Suppose $c_n=0$ for all $n$. This should imply that $f=0$ a.e, right ? How to prove that ? If $f$ was $L^2$, it would be immediate because $f=\sum c_n e_n=0$ in $L^2$, which means $f=0$ a.e.
No.
Take for instance $f(x) = x^{-1/2} \in L^1 \setminus L^2$. Consider the dense linear space $E_0 \subset L^2$ consisting of all $L^2$ functions which vanish on some neighborhood of $0$. Then $\ell(h) = \int_0^1 f(x) h(x)\,dx$ is a well-defined linear functional on $E_0$. Now $\ell$ must be unbounded, else it would extend to a bounded linear functional on $L^2$, and by the Riesz representation theorem this would imply $f \in L^2$. Since $\ell$ is unbounded, its kernel is a dense linear subspace $E_1 \subset E_0$. Choosing a countable dense subset for $E_1$ and applying Gram-Schmidt, we obtain an orthonormal set $\{e_n\} \subset E_1$ whose linear span is dense in $E_1$, and therefore also in $L^2$, so it is an orthonormal basis for $L^2$. But by construction, for every $e_n$ we have $\int_0^1 f(x) e_n(x)\,dx = \ell(e_n) = 0$.

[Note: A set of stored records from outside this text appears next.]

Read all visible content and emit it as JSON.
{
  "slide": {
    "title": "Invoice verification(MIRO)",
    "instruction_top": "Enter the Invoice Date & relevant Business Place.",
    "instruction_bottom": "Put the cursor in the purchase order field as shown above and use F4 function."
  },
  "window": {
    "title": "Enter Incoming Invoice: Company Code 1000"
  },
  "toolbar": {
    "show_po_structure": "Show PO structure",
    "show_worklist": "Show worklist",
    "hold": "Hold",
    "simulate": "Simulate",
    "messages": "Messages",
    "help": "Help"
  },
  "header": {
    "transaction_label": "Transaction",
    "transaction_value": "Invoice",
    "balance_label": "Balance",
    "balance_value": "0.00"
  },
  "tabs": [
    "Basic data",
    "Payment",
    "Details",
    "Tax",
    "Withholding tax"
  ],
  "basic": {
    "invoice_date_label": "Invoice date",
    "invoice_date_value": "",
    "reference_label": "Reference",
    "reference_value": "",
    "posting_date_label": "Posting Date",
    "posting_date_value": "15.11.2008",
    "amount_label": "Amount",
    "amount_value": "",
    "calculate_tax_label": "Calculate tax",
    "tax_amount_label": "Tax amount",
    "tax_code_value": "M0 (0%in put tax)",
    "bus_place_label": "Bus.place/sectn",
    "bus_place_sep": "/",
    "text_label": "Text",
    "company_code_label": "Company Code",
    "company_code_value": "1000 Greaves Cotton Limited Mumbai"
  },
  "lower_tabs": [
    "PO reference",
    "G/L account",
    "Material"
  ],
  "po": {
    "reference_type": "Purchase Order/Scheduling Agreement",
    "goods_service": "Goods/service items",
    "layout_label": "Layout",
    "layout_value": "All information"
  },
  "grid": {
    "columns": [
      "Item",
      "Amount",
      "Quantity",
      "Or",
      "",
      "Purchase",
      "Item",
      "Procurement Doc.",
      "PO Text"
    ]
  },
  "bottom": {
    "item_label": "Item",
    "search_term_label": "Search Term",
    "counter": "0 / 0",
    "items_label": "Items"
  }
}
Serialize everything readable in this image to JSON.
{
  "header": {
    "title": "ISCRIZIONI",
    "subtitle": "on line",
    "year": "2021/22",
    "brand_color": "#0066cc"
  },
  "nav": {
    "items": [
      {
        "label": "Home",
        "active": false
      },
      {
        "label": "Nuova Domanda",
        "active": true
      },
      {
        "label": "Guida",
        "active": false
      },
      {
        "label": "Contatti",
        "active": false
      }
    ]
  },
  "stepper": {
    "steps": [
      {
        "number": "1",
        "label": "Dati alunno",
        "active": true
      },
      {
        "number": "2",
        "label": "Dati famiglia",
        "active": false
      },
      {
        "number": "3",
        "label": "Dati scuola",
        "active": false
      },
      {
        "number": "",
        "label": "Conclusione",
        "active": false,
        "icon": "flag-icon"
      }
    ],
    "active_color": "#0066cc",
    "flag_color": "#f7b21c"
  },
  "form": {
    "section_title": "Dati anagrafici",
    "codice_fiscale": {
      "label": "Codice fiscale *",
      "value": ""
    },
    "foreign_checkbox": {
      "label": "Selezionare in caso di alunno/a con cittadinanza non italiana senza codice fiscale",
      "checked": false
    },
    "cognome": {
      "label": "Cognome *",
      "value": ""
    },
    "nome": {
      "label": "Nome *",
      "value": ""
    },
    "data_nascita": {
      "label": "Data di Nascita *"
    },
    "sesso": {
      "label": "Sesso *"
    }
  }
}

This generalizes: let $f : [0,1] \to \mathbb{R}$ be an arbitrary measurable function not in $L^2$. Let $h \in E_0$ iff there exists $n$ such that $h$ is supported in the set $\{|f| \le n\}$. Then you can check that $E_0$ is a dense linear subspace of $L^2$, and clearly $\int_0^1 f(x)h(x)\,dx$ exists for all $h \in E_0$. Now you can proceed as before to find an orthonormal basis $e_n$ for $L^2$ such that $\int_0^1 f(x) e_n(x)$ exists and equals 0 for every $n$.